Nazis: 1 def. Drag Queens: 0
While publicly threatening or seeking to intimidate others with violence can sometimes create legal issues for those responsible, it can also prove to be a remarkably effective political tool. Hence when neo-Nazis and others threatened a drag queen story time event scheduled to take place at an Oakleigh library this Friday, Victoria police advised Monash council to cancel the event, and its CEO agreed. Surprisingly, this didn’t provoke front-page headlines on any NewsCorpse property. Following several previous such cancellations, however, it did demonstrate the need for LGBTQIA+ communities to discuss possible responses, and some of these may be found in Richard Watts’ series for ArtsHub (see : Queer culture is under attack: fighting back, May 4, 2023).
After having written about several local fashy keyboard mashers, Cam Wilson has returned with news that one of these gentlemen, Sam Duncan, the Daily Mail reporter who ran a secret racist Twitter account is now an editor there (Crikey, May 5, 2023).

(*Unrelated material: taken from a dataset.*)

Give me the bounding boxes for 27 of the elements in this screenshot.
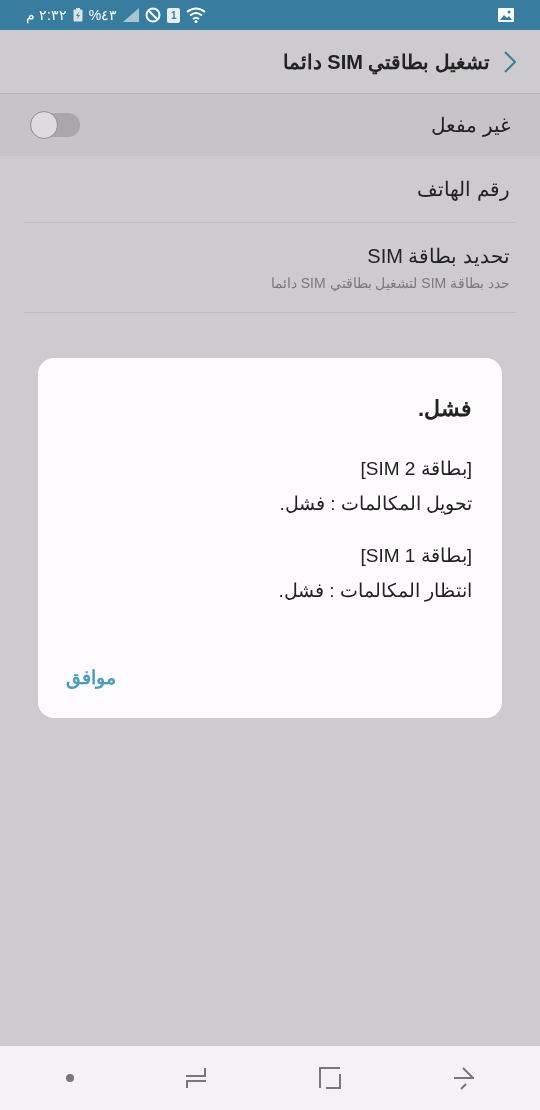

Hurrah for the blackshirts!
Along with Duncan, Wilson also wrote about Luke Hollowood, a contributor to Tim Wilms’ blog ‘The UnShackled’ — or, as I like to call it, ‘The Unhinged’. Armed with poor social skills and a rich imagination, Wilms has never met a right-wing extremist he didn’t like. Consequently, scores have featured on his propaganda network over the course of the last decade. Wilms’ embrace of the far-right has extended to wearing its merchandise, including promoting the notion of ‘Right Wing Death Squads’ (RWDS). And while gun massacres are seemingly a daily occurrence in the United States, a mass murder in Texas on May 6, in which thirty-three-year old Mauricio Garcia ‘shot and killed eight people and wounded at least seven others at a busy mall north of Dallas on Saturday’ has direct relevance. According to Hannah Gais, Michael Edison Hayden, Rachel Janik and Megan Squire:
Garcia’s social media history suggests he has a long history with fringe radical-right internet communities, due to the frequency with which he referred to their esoteric symbols and memes. He posted to Odnoklassniki photos of hand-drawn symbols associated with the radical right, including “Deus Vult” crosses, SS lightning bolts, swastikas and references to “right wing death squads,” a meme that celebrates extrajudicial killing on behalf of a fascist state. He also drew and posted photos of helicopters, which reference the killing of dissidents under the 20th-century regime of authoritarian Chilean President Augusto Pinochet. Garcia also shared photos that appear to be selfies on Odnoklassniki showing that he tattooed the logo of the Schutzstaffel, or SS, a Nazi-era paramilitary organization, and a swastika on his body sometime between 2022 and 2023.
For Bellingcat, Aric Toller writes ‘On 21 April, a photograph of a vest with the RWDS (Right-Wing Death Squad) patch that Garcia wore during the shooting was shared on the OK account’ (Tracing the Odnoklassniki Profile of the Texas Mall Shooter, May 8, 2023), while in The Progressive, Zach D. Roberts elaborates upon How the Texas Shooter’s RWDS Patch Became a Meme (May 11, 2023).
Still, it’s all just for the lulz, eh Tim.